Time and time again in 2025, teachers told Susan and me that they loved the spirit of the lessons in 100% Engagement because when they taught its ideas, they could feel the moment when enthusiasm became contagious. It was a ripple effect dispersing from a teacher, a text, and a practice. The comments we received revealed that two things are co-dependent in the classroom – love and enthusiasm. 

In 2026 I will think about why we are never asked to reflect on this, articulate it, or share it? 

Of all the faculty and department meetings I’ve attended, and all the PD I’ve gone to, no one has ever asked me what I love about a text or a unit. They’ve asked me about exit tickets. They’ve shown me how to plug an essay into a plagiarism detector. They’ve walked me through the steps to create a quiz with an online test bank. But nothing about love. 

It is, as Robert Pirsig writes in Zen and the Art of Motorcycle Maintenance, “it occurred to me there is no manual that deals with the real business of motorcycle maintenance, the most important aspect of all. Caring about what you are doing is considered either unimportant or taken for granted.”
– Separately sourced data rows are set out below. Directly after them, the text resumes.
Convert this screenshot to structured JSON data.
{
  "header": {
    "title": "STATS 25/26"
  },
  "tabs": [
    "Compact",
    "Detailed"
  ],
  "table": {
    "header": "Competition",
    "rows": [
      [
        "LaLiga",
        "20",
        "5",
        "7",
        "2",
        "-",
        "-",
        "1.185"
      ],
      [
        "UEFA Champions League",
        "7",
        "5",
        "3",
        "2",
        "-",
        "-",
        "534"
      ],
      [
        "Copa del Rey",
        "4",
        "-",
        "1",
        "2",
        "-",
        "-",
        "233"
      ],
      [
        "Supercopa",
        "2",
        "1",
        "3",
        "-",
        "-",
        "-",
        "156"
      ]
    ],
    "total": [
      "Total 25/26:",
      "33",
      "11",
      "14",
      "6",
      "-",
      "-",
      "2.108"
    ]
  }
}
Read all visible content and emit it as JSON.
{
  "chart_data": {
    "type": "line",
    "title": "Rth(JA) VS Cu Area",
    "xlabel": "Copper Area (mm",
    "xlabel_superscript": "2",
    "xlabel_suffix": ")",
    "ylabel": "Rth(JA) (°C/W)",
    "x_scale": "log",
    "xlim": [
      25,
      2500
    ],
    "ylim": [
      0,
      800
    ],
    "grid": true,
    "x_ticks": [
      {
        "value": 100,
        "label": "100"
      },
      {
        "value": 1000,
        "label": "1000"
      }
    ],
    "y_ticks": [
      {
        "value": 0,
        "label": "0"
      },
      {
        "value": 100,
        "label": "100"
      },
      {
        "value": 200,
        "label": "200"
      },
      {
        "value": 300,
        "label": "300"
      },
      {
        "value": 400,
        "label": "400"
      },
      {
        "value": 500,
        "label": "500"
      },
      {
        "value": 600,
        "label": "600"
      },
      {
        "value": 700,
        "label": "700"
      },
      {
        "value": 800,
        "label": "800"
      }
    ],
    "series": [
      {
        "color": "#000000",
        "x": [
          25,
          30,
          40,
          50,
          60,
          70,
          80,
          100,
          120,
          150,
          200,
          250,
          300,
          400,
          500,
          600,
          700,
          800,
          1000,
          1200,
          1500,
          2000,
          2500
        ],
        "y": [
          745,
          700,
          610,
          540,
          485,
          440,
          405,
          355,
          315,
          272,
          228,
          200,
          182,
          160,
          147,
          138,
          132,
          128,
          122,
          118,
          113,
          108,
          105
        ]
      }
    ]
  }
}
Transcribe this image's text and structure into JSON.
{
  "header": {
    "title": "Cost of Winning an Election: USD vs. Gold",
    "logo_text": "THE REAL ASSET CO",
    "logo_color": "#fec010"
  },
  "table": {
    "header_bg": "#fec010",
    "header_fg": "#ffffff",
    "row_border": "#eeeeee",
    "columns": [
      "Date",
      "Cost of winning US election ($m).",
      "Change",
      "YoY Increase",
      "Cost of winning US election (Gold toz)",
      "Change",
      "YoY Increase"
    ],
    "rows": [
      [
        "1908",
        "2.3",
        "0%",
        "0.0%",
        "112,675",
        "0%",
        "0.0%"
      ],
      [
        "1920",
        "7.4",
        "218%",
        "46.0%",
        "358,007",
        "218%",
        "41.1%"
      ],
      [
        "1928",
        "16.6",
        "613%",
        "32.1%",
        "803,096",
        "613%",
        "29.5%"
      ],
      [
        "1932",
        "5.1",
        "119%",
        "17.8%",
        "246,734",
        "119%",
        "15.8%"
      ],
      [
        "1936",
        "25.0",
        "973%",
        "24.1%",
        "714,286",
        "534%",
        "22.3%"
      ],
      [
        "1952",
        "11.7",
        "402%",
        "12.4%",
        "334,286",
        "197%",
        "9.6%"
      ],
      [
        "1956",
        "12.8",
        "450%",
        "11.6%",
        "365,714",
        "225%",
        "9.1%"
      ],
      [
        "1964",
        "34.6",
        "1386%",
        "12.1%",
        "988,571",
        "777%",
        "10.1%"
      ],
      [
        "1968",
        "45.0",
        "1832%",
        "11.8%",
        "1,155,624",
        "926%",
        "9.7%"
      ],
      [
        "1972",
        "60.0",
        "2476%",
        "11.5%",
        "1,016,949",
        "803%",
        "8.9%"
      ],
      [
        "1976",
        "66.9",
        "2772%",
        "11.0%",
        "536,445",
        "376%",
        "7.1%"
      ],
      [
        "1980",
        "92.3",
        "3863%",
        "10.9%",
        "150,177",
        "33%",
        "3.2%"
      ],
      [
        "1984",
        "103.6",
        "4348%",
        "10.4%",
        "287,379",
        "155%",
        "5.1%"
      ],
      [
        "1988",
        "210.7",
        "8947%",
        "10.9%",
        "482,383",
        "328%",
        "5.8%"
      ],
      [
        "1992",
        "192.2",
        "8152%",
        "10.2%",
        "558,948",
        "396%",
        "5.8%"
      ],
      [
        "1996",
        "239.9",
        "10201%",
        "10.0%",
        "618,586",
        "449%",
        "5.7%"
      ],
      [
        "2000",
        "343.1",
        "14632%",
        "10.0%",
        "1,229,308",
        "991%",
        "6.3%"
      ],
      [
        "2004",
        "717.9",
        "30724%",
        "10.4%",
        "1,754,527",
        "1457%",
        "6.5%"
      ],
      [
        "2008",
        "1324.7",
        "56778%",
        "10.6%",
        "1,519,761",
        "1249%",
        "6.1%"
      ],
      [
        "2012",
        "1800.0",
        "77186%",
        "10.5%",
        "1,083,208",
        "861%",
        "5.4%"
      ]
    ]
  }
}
In a way, I hope that if you are a long-time reader of this site, you have felt that love reflected in everything we have written. This is our space to reflect who we are. It is the reason why our book was a best seller. It defines our friendship. It is at the heart of our classrooms. We love the literature we teach and the process to make that love contagious. There is no faking it. 

In 2026, the model that matters more than anything to me is love. 

  1. Reflect Back as Much as You Plan Forward

For years now, I’ve been good about keeping a daily plan book with a topic, objective, instructional strategy, and assessment. But as valuable as it is to plan for the future, I am finding greater returns on reflecting back. 

In 2026, I am going to spend my final minutes of each Friday asking myself these four questions that I stole from Elizabeth Gilbert:

  • What was the bravest thing I did this week?
  • What was the most creative thing I did this week?
  • What was the most self-respecting thing I did this week?
  • What was the best boundary I set between something unproductive or unhealthy this week?

I really like these questions. They do not speculate. They look back with blunt force. They will challenge me. They will serve as a scorecard as the person I want to be in the classroom. And that’s where I want to be in 2026, building a championship culture, modeling the authenticity of love, and looking back as much as I look forward.